Swarmo ist ein Tatverdächtiger. Er ist verrückt, so viel steht fest. Er ist pervers, das ist ausgiebig belegt. Als Priester steht er sogar auf Rituale. Aber trotzdem kommt er mir nicht wie der kalkulierende Organisator unserer beiden Morde vor. Diese Morde waren akribisch geplant und sorgfältig ausgeführt, nicht chaotisch, von einem analytischen Geist erdacht, nicht von einem Theologen.
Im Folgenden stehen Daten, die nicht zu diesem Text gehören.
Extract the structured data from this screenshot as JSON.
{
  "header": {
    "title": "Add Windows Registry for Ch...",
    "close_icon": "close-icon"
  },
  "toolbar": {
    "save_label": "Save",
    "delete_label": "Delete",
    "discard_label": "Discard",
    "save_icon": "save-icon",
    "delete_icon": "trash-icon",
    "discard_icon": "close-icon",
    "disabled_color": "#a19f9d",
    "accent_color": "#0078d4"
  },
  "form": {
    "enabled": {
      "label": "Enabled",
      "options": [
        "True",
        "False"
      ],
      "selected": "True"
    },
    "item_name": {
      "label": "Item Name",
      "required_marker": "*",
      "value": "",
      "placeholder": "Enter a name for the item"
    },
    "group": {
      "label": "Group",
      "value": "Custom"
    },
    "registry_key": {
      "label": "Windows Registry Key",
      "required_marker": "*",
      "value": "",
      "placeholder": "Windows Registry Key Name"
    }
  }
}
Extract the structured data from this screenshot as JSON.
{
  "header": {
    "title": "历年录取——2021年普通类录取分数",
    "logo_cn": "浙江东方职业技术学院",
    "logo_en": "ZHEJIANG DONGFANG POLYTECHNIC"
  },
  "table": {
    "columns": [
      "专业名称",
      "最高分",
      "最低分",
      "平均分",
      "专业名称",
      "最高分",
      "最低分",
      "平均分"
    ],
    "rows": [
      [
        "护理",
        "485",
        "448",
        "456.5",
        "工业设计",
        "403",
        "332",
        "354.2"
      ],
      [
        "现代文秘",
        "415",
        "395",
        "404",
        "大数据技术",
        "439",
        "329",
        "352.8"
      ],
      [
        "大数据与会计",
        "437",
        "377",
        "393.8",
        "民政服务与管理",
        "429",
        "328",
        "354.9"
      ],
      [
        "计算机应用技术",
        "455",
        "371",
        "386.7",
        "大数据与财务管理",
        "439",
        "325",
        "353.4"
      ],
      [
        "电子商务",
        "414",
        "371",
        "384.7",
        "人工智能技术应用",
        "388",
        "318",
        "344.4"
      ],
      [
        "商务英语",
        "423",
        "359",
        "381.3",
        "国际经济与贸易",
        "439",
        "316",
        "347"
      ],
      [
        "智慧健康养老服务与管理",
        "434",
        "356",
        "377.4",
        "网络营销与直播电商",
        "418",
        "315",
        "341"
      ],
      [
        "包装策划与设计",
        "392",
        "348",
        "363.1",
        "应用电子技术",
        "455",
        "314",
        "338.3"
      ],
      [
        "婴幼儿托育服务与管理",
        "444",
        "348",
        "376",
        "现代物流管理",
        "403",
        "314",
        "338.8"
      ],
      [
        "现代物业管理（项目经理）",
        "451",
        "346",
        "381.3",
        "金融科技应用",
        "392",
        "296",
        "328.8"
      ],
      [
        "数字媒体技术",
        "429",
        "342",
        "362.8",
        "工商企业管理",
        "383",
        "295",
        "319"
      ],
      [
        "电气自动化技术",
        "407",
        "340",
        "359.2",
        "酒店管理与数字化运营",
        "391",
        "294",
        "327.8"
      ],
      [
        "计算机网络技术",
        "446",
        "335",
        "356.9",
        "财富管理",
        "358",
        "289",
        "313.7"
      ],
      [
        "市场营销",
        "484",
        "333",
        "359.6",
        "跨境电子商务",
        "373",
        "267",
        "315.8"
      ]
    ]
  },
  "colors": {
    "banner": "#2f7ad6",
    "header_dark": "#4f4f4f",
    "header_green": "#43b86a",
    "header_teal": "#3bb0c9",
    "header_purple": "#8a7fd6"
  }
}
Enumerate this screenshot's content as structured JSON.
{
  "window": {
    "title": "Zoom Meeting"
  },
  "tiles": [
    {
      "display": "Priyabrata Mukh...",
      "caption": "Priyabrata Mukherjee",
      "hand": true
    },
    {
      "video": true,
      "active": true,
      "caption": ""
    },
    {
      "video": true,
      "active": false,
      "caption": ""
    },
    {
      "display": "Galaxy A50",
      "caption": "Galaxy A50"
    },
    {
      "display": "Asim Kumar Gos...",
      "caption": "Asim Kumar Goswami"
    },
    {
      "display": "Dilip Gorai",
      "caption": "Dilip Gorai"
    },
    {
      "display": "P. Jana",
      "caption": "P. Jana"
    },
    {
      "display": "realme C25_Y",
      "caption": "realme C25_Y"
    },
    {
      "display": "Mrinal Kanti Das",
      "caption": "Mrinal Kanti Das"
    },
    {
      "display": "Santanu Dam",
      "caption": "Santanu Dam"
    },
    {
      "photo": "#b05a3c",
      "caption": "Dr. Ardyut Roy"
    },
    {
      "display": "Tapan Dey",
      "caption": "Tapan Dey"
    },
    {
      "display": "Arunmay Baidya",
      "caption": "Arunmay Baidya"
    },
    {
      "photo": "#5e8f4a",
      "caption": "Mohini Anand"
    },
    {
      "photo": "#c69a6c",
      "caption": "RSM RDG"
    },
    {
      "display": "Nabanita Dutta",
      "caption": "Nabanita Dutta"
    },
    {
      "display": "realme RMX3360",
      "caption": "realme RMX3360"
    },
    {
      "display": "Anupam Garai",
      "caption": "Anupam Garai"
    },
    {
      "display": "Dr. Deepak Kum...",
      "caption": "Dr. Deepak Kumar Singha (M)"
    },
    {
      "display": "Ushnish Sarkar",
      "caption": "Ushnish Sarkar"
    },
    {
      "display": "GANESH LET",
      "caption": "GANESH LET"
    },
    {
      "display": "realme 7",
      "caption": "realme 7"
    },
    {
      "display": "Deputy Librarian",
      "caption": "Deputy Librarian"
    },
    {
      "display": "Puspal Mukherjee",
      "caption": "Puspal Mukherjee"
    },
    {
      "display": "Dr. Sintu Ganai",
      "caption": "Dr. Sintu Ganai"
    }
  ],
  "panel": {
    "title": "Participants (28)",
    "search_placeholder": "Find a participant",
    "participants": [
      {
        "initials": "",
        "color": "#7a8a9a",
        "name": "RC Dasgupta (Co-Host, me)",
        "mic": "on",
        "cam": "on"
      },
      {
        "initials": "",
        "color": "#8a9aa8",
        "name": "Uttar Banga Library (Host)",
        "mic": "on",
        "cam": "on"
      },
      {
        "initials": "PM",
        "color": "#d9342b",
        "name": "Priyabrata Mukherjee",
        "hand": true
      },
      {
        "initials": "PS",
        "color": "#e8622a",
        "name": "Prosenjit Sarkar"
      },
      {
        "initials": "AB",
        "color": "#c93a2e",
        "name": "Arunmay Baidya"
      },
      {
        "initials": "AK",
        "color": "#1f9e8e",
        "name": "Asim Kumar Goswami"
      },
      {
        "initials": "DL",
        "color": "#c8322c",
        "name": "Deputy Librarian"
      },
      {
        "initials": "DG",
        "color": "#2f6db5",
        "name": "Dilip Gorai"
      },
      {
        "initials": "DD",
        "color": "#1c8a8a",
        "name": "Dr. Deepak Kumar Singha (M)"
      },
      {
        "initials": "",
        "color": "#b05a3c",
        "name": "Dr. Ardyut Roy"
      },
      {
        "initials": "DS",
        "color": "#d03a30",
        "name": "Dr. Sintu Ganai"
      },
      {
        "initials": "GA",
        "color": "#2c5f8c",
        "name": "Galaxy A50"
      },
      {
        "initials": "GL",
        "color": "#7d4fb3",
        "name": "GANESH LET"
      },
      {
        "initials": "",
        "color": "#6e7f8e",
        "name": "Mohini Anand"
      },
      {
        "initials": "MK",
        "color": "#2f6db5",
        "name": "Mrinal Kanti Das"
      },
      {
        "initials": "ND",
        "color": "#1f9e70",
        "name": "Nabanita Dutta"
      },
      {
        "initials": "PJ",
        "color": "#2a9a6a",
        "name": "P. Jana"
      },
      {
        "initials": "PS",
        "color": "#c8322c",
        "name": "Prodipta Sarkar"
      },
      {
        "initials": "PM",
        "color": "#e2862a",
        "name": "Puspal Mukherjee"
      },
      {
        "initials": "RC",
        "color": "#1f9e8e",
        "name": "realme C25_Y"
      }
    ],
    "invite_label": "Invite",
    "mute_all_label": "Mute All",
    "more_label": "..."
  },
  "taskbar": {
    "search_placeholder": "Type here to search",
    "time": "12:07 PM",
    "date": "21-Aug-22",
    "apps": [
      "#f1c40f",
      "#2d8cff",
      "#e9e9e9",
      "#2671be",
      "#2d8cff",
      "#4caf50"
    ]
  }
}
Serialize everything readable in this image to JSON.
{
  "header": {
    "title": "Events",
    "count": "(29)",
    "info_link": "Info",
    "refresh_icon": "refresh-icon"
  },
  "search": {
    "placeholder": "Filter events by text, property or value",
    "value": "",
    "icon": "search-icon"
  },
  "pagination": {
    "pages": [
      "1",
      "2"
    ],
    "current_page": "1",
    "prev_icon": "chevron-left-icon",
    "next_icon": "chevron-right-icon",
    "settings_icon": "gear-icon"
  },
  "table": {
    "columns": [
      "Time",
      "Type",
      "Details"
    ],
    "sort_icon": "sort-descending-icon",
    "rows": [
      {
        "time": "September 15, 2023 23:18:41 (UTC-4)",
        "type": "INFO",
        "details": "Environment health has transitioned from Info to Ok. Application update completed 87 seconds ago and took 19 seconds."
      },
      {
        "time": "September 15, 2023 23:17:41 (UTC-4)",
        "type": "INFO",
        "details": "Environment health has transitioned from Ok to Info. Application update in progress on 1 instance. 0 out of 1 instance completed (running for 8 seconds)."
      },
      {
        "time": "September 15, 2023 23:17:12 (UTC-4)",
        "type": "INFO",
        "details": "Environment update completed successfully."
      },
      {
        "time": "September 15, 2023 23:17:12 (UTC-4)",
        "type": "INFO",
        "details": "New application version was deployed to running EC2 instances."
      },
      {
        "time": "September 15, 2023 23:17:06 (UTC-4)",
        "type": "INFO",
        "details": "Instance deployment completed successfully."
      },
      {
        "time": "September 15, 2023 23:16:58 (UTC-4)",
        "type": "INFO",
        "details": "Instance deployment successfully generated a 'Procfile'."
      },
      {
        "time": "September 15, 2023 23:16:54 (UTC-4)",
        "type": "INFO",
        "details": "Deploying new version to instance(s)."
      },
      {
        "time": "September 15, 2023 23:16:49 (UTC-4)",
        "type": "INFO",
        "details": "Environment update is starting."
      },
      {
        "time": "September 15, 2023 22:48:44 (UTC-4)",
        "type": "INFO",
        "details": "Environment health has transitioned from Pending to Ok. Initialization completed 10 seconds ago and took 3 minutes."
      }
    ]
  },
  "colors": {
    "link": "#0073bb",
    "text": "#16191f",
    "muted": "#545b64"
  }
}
Und abgesehen von der Penis-Rune waren sie nicht sexualisiert. Max hat auf das Foto reagiert – und wie! –, aber nicht wie ein Angeklagter. Angeklagte flippen nicht aus und rennen nackt auf dem Pioneer Square herum, wenn man sie mit ihren Verbrechen konfrontiert. Sie leugnen. Natürlich könnte er verrückt genug sein, um es doch getan zu haben. Die Dämonensache ist ein weiterer Aspekt … ich weiß nicht, was ich von seiner Behauptung halten soll, er sei besessen. Vielleicht hat der Teufel ihn wirklich dazu gezwungen. Das ist echt finsteres Zeug – nicht wie eine Fee oder ein sprechender Hund –, aber wie ich Gravestone schon sagte, bin ich in letzter Zeit offener geworden, was das Übernatürliche angeht. Es gibt genügend Anhaltspunkte, um Swarmo auf der Liste zu lassen, und noch spricht nichts gegen ihn als Täter. Das ist die Analyse, die ich durchführe, als die Richterin mich aufruft.

»Mr Becker?«

Ich schaue hoch. »Ja?«

»Wie lautet Ihre Antwort?«

Ich blicke mich um. Der Gerichtssaal ist brechend voll. Die Anhörung heute Morgen ist der erste große Dampfer-Antrag, und unsere Mandanten sind anwesend, um zu sehen, wie wir vorgehen. Darth Vapor, der Hippie und ihre Gefolgsleute füllen die Bänke auf der rechten Seite des Saals. Die Kläger sind ebenfalls da: Kinder mit entstellten Gesichtern und Frauen, die an Sauerstoffgeräten hängen. Sie und ihre Familien sitzen links. Es ist wie bei einer Hochzeit, wo die Familie der Braut auf einer Seite der Kirche sitzt und die des Bräutigams auf der anderen Seite des Ganges. Rhino ist als Beobachter hier.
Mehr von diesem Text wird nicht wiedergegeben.